I felt nervous. I flashed back to my first date. I was eleven or twelve I think, maybe sixth grade, and I was supposed to take my first love, Bonnie was her name if it matters, roller skating. Skating started at noon as I recall, and I was supposed to pick her up at 11:30. I was ready by about 9:00 and spent the next two hours fretting, trying to watch TV, and looking at the clock about every thirty seconds.
Keeping true to the image, I looked at my watch and realized it was far too masculine for my wrist. I promised myself a new one the next time I went to the mall. I pictured something delicate, maybe silver.
I sat, remembering what Carl had told me. A gurl is always posing. My back was straight, my shoulders back showing my small breasts to their best advantage, my legs crossed, my ankle barely touching my calf.
Nadine came in and looked around.
I liked, very much, that it seemed to take her a few seconds to recognize me in my new look.
"Oh. My. God," she said softly, coming to me and offering both hands. The way she said it made each word a separate sentence.
She looked me up and down and I giggled.
"Oh. My. God," she said again and kissed me. I pulled away just a little, as she had done when freshly made up for years when I got grabby before we headed out for date night, and gave her a puckered-up peck on the lips.
"Oh, Ronni," she said, and I thought she was going to cry, "You are stunning."
I wished I could blush on command, but I settled for giggling, looking at the floor, and saying, "Thank you," in a low voice.
She walked to the counter, handed her Platinum card to Brian, and said, "You guys did an amazing job. Twenty-five percent tip for all."
He smiled, said, "Thank you," and ran the card.
She signed and then took my hand as I stood, being as graceful as I could, just like Carl had drilled into me.
"God," she said, walking me to her truck, "You look so good I don't think I can keep my hands off of you."
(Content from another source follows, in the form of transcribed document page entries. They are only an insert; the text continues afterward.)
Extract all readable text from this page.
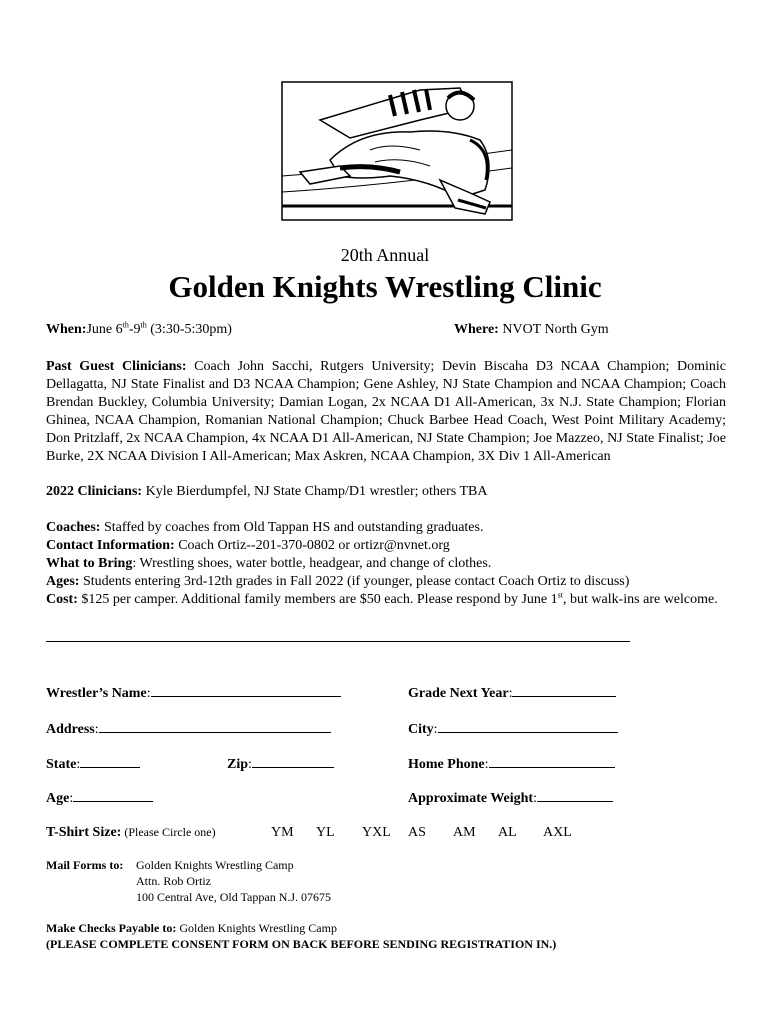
20th Annual
Golden Knights Wrestling Clinic
When:June 6th-9th (3:30-5:30pm)	Where: NVOT North Gym
Past Guest Clinicians: Coach John Sacchi, Rutgers University; Devin Biscaha D3 NCAA Champion; Dominic Dellagatta, NJ State Finalist and D3 NCAA Champion; Gene Ashley, NJ State Champion and NCAA Champion; Coach Brendan Buckley, Columbia University; Damian Logan, 2x NCAA D1 All-American, 3x N.J. State Champion; Florian Ghinea, NCAA Champion, Romanian National Champion; Chuck Barbee Head Coach, West Point Military Academy; Don Pritzlaff, 2x NCAA Champion, 4x NCAA D1 All-American, NJ State Champion; Joe Mazzeo, NJ State Finalist; Joe Burke, 2X NCAA Division I All-American; Max Askren, NCAA Champion, 3X Div 1 All-American
2022 Clinicians: Kyle Bierdumpfel, NJ State Champ/D1 wrestler; others TBA
Coaches: Staffed by coaches from Old Tappan HS and outstanding graduates.
Contact Information: Coach Ortiz--201-370-0802 or ortizr@nvnet.org
What to Bring: Wrestling shoes, water bottle, headgear, and change of clothes.
Ages: Students entering 3rd-12th grades in Fall 2022 (if younger, please contact Coach Ortiz to discuss)
Cost: $125 per camper. Additional family members are $50 each. Please respond by June 1st, but walk-ins are welcome.
Wrestler’s Name:	Grade Next Year:
Address:	City:
State:	Zip:	Home Phone:
Age:	Approximate Weight:
T-Shirt Size: (Please Circle one)	YM YL YXL AS AM AL AXL
Mail Forms to:	Golden Knights Wrestling Camp
Attn. Rob Ortiz
100 Central Ave, Old Tappan N.J. 07675
Make Checks Payable to: Golden Knights Wrestling Camp
(PLEASE COMPLETE CONSENT FORM ON BACK BEFORE SENDING REGISTRATION IN.)
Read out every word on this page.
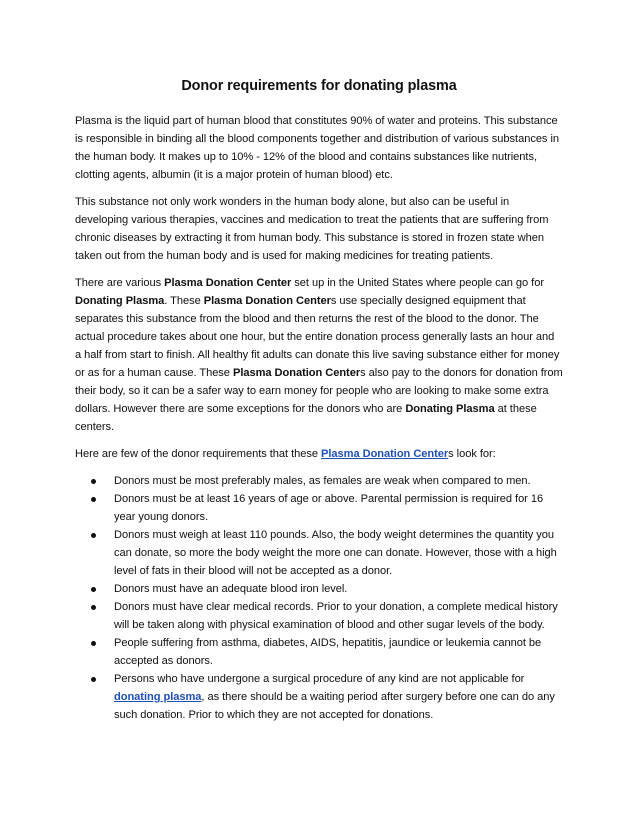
Donor requirements for donating plasma

Plasma is the liquid part of human blood that constitutes 90% of water and proteins. This substance is responsible in binding all the blood components together and distribution of various substances in the human body. It makes up to 10% - 12% of the blood and contains substances like nutrients, clotting agents, albumin (it is a major protein of human blood) etc.

This substance not only work wonders in the human body alone, but also can be useful in developing various therapies, vaccines and medication to treat the patients that are suffering from chronic diseases by extracting it from human body. This substance is stored in frozen state when taken out from the human body and is used for making medicines for treating patients.

There are various Plasma Donation Center set up in the United States where people can go for Donating Plasma. These Plasma Donation Centers use specially designed equipment that separates this substance from the blood and then returns the rest of the blood to the donor. The actual procedure takes about one hour, but the entire donation process generally lasts an hour and a half from start to finish. All healthy fit adults can donate this live saving substance either for money or as for a human cause. These Plasma Donation Centers also pay to the donors for donation from their body, so it can be a safer way to earn money for people who are looking to make some extra dollars. However there are some exceptions for the donors who are Donating Plasma at these centers.

Here are few of the donor requirements that these Plasma Donation Centers look for:

Donors must be most preferably males, as females are weak when compared to men.
Donors must be at least 16 years of age or above. Parental permission is required for 16 year young donors.
Donors must weigh at least 110 pounds. Also, the body weight determines the quantity you can donate, so more the body weight the more one can donate. However, those with a high level of fats in their blood will not be accepted as a donor.
Donors must have an adequate blood iron level.
Donors must have clear medical records. Prior to your donation, a complete medical history will be taken along with physical examination of blood and other sugar levels of the body.
People suffering from asthma, diabetes, AIDS, hepatitis, jaundice or leukemia cannot be accepted as donors.
Persons who have undergone a surgical procedure of any kind are not applicable for donating plasma, as there should be a waiting period after surgery before one can do any such donation. Prior to which they are not accepted for donations.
I giggled, turned, and said, "Not until we get home. I don't want this," and I made a motion with my hands, starting at my face and moving down my body, "messed up."
She smiled, offered her hand to assist me into the truck, and said, "Fair enough."
She was quiet on the way home, not even singing along with the "oldies" station on the radio.
I was oddly nervous. There was something about sitting there in the truck as she drove, dressed and made up and feeling pretty that was getting to me. I realized, as I looked ahead and felt the butterflies in my belly, that I had probably passed by my last chance to salvage any masculinity I might have retained.
I was a gurl and, dammit, I was a pretty gurl.
And I knew, suddenly, clearly, frighteningly, what I wanted.
"Call Diego," I said, not daring to look at her, "Please."
I could sense the sudden tension in her.
"Ronni," she said softly, and I noted that she used my "gurl name," "Are you sure?"
"Yes, no, God, shit," I babbled, "Nadine, I'm not sure about anything anymore." I kept looking straight ahead.
She was silent for a mile or so, expertly handling the truck through traffic.
"No," she said at last.
What I felt was a complex of happy and sad and disappointed and relieved.
"Never?" I said, still looking straight ahead.
She laughed, a soft laugh full of, well, I'm not sure what it was full of, but it didn't feel like humor.
"I did
not
say that," she said, "But tonight I already have plans for you."
"Oh," I said in my best small, gurly voice.
"And I have plans for about twenty minutes from now," she said.
"Ohhh," I said, trying to put as much excitement as I could into my voice.
We finished the ride back to the house in silence.
At home, she opened the door for me and then held my hand until we were inside the front door.